La tension qui s’est emparée de ces citoyens est tombée en même temps qu’est tombé un fil électrique quelque part, provoquant une coupure de courant et plongeant la ville dans le noir le plus total. Alors, ils sont rentrés chez eux pour se réchauffer et se reposer un peu avant le retour du… courant. Combien d’années va encore perdurer cette situation ? En cas d’accidents graves, qui sera civilement responsable ? Sachant que l’APC a dégagé sa responsabilité, allant jusqu’à déposer plainte contre Sonelgaz pour le motif relaté, est-ce vraiment une solution ? Est-il dans les prérogatives de la justice de condamner Sonelgaz à refaire cette installation d’envergure.

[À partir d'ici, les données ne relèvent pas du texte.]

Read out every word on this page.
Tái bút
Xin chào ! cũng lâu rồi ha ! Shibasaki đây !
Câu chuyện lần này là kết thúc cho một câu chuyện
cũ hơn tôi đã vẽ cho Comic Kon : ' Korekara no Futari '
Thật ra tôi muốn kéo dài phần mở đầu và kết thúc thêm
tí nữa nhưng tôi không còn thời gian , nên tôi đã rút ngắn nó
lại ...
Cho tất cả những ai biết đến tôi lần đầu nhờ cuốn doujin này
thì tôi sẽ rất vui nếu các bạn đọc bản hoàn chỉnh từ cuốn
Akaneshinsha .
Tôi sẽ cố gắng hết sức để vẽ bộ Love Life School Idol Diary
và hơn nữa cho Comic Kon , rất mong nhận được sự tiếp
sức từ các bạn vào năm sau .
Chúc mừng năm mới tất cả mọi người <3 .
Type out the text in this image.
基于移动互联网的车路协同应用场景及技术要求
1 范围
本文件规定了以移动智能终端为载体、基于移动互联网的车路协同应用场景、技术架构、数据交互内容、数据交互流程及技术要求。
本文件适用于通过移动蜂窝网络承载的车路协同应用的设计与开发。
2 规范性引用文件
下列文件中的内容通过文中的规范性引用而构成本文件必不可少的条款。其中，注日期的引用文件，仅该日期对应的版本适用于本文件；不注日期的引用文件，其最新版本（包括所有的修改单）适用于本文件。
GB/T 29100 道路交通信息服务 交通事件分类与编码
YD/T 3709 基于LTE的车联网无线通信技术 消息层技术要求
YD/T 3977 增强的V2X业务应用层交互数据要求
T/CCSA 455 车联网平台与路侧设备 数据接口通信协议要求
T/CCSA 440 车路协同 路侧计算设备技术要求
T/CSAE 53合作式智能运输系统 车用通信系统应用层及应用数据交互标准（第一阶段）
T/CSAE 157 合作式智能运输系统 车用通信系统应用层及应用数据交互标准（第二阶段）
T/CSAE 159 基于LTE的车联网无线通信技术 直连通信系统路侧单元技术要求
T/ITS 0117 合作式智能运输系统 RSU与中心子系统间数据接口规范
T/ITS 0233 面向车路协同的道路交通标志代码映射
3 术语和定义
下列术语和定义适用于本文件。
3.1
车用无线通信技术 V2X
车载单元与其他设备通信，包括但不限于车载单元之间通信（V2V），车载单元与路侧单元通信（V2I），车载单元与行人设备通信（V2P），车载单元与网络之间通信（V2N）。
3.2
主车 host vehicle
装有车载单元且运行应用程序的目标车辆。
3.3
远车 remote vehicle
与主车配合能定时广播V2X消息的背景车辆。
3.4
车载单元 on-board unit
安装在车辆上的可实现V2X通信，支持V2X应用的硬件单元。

Il ne s’agit pas d’installation individuelle, mais de toute une ville qui nécessite des moyens financiers ne différant en rien d’un nouveau projet. N’est-il pas plutôt du ressort des pouvoirs publics locaux de l’inscrire à l’actif du plan de charge de l’APC et ordonner son exécution en priorité ?

Les risques et dangers qu’encourent les habitants du centre de Saharidj à chaque tempête est une urgence qui doit être prise en charge sans délai au lieu de s’enchevêtrer dans des procédures judiciaires qui risquent de prendre des années.